すべてを失って捨てられましたが、聖絵師として輝きます!~どうぞ私のことは忘れてくださいね~

12、奇跡を描く夜

 ハルトマン侯爵家に来てから、数日が経った。
 みんな私にとてもよくしてくれるし、食事も美味しく、毎日が穏やかで満たされていた。

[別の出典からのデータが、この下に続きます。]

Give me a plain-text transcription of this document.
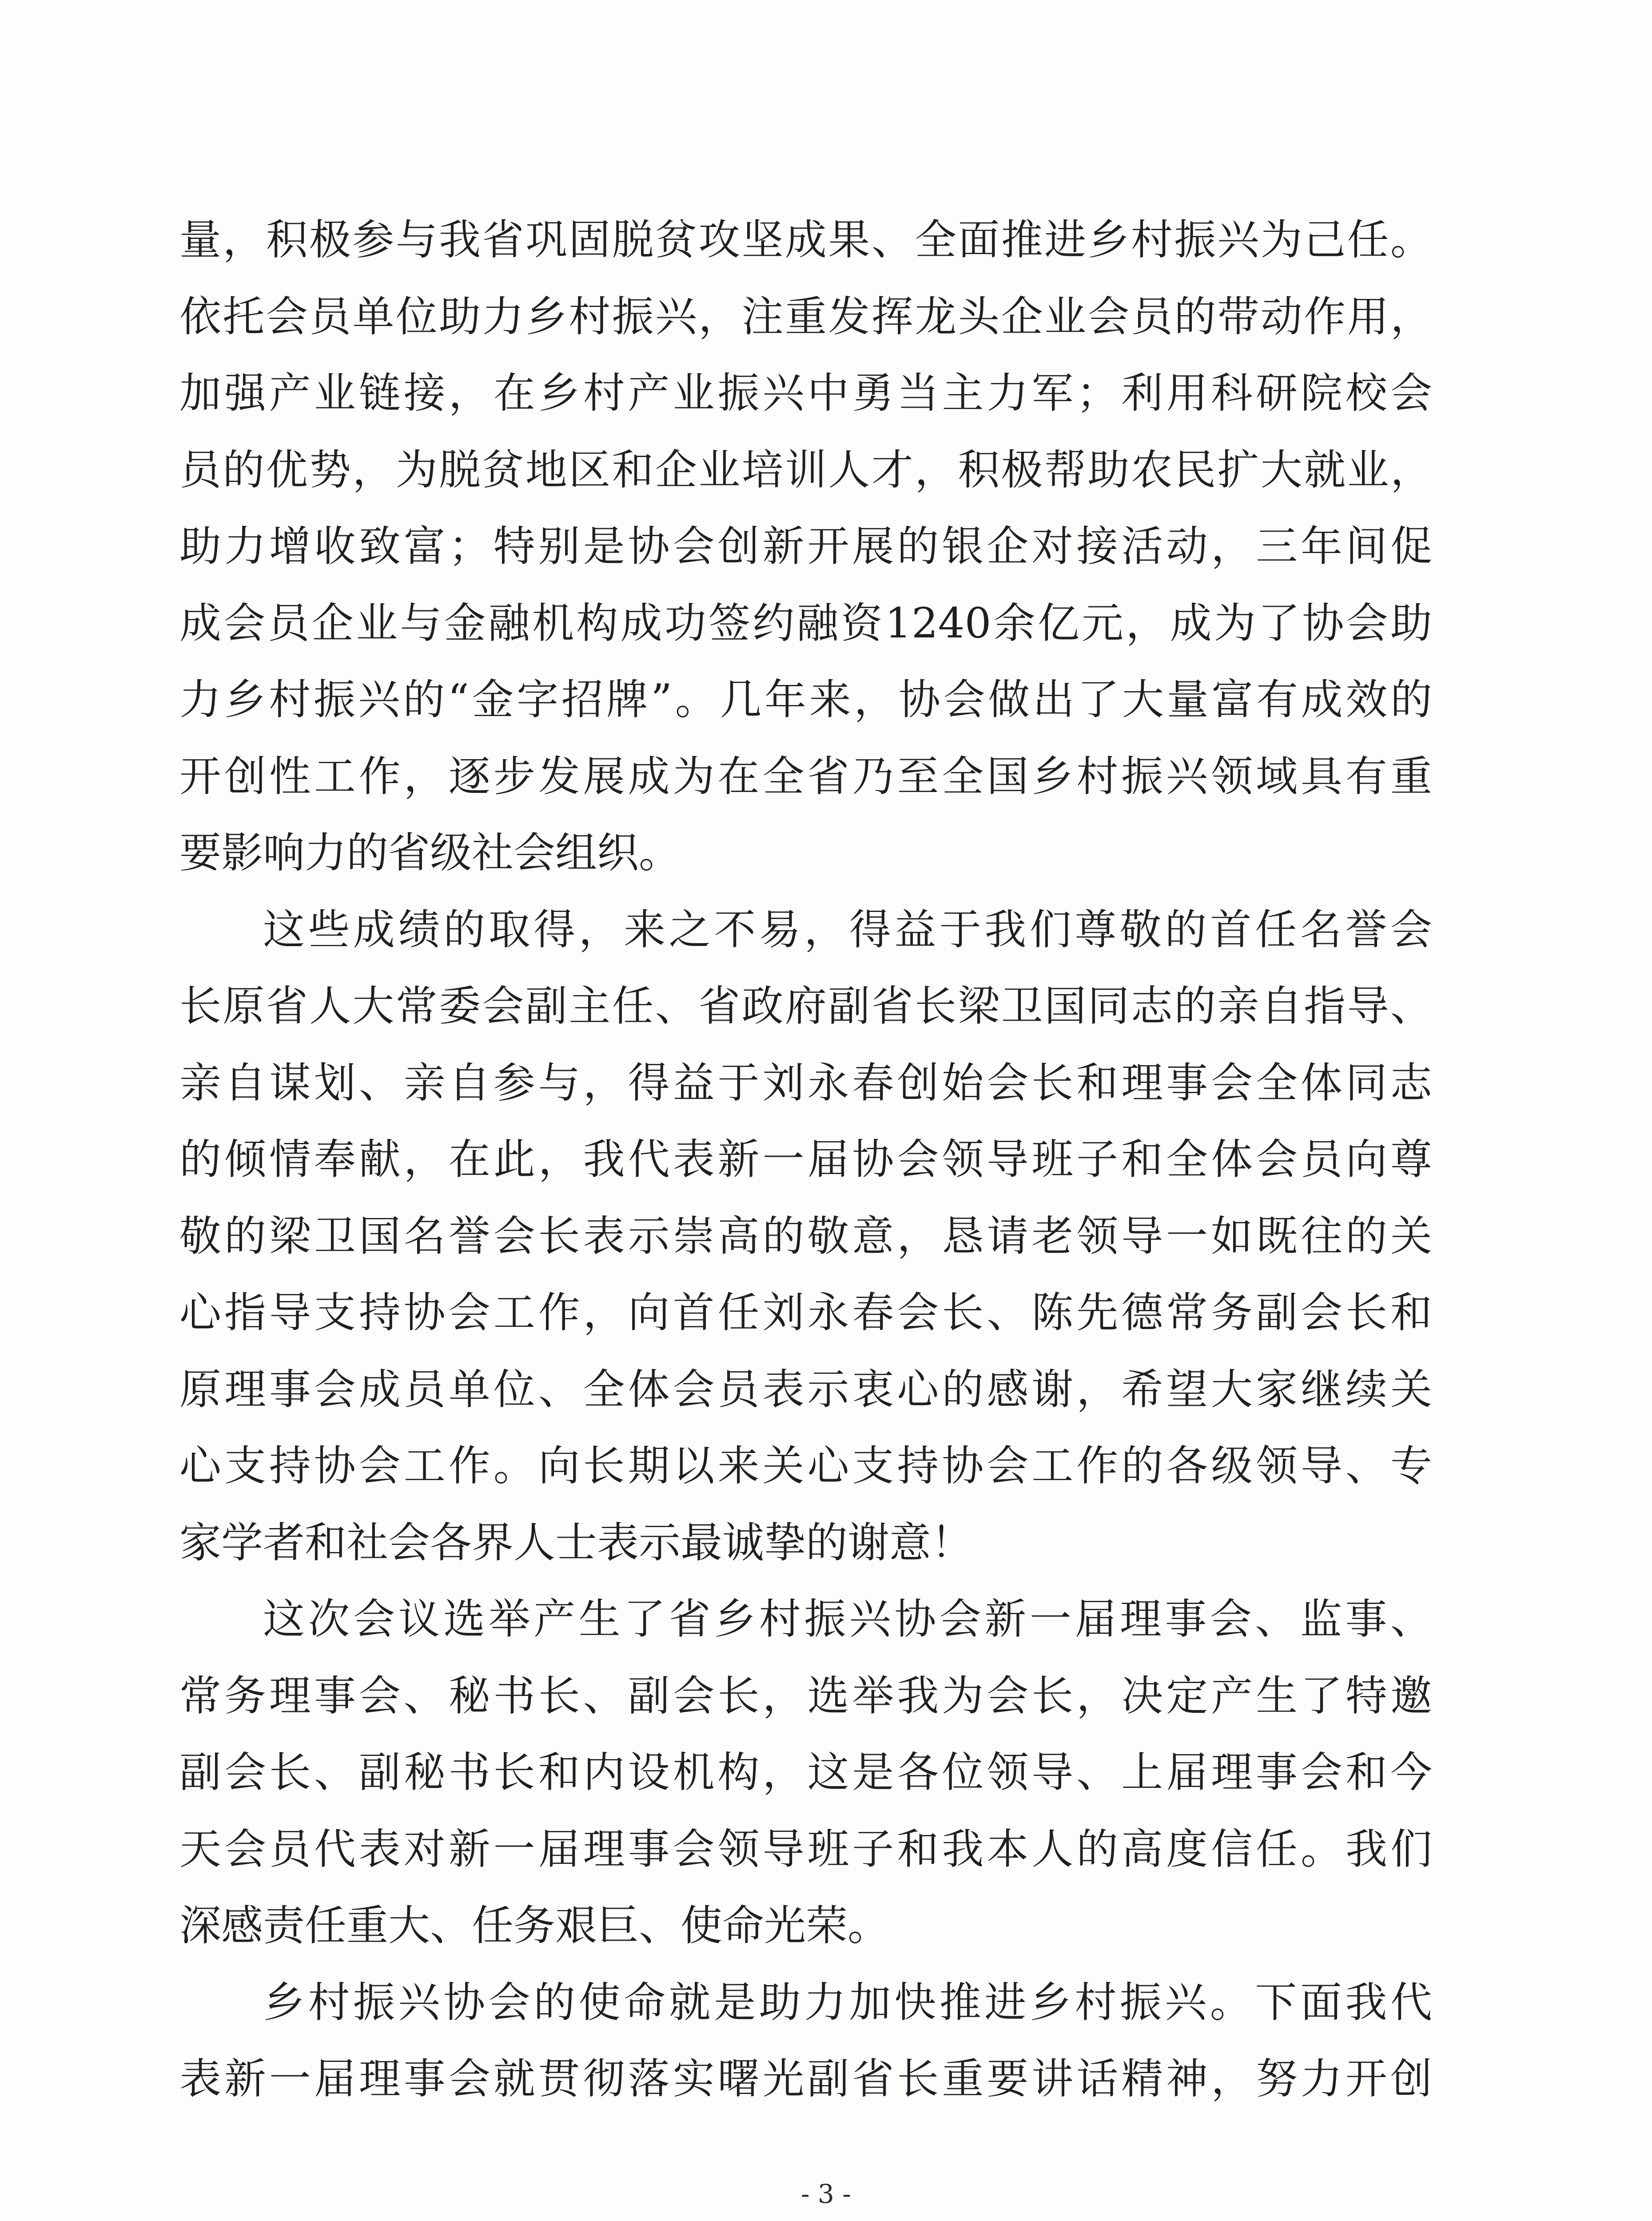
量，积极参与我省巩固脱贫攻坚成果、全面推进乡村振兴为己任。
依托会员单位助力乡村振兴，注重发挥龙头企业会员的带动作用，
加强产业链接，在乡村产业振兴中勇当主力军；利用科研院校会
员的优势，为脱贫地区和企业培训人才，积极帮助农民扩大就业，
助力增收致富；特别是协会创新开展的银企对接活动，三年间促
成会员企业与金融机构成功签约融资1240余亿元，成为了协会助
力乡村振兴的“金字招牌”。几年来，协会做出了大量富有成效的
开创性工作，逐步发展成为在全省乃至全国乡村振兴领域具有重
要影响力的省级社会组织。
这些成绩的取得，来之不易，得益于我们尊敬的首任名誉会
长原省人大常委会副主任、省政府副省长梁卫国同志的亲自指导、
亲自谋划、亲自参与，得益于刘永春创始会长和理事会全体同志
的倾情奉献，在此，我代表新一届协会领导班子和全体会员向尊
敬的梁卫国名誉会长表示崇高的敬意，恳请老领导一如既往的关
心指导支持协会工作，向首任刘永春会长、陈先德常务副会长和
原理事会成员单位、全体会员表示衷心的感谢，希望大家继续关
心支持协会工作。向长期以来关心支持协会工作的各级领导、专
家学者和社会各界人士表示最诚挚的谢意！
这次会议选举产生了省乡村振兴协会新一届理事会、监事、
常务理事会、秘书长、副会长，选举我为会长，决定产生了特邀
副会长、副秘书长和内设机构，这是各位领导、上届理事会和今
天会员代表对新一届理事会领导班子和我本人的高度信任。我们
深感责任重大、任务艰巨、使命光荣。
乡村振兴协会的使命就是助力加快推进乡村振兴。下面我代
表新一届理事会就贯彻落实曙光副省长重要讲话精神，努力开创
- 3 -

 カイラの息子はふたり。兄のデイルは14歳、弟のリックは11歳で、幼い頃にスヴェンとよく遊んでもらったと話してくれた。
 その日は午後からエレノア様とのお茶の時間が控えていた。
 私がその場所へ向かっていると、リックが駆け寄ってきて私に飛びついた。


「レイラお姉様、今日は遊んでくれないの?」

 困惑する私に、兄のデイルがすかさず声をかけた。

「だめだよ、リック。大人同士のお話があるんだから、ちょっと我慢して」

 リックは少し不満そうに頬を膨らませたけれど、デイルの手を握って小さく頷いた。

「明日は時間があるわ」

 私がそう言うと、リックは「絶対だよ」と笑顔で返した。
 その様子を見て、私は自然と笑みがこぼれた。
 まるで本当に弟たちができたような気持ちになれたから。

 私はふたりを見送ったあと、庭園のテラスへ向かった。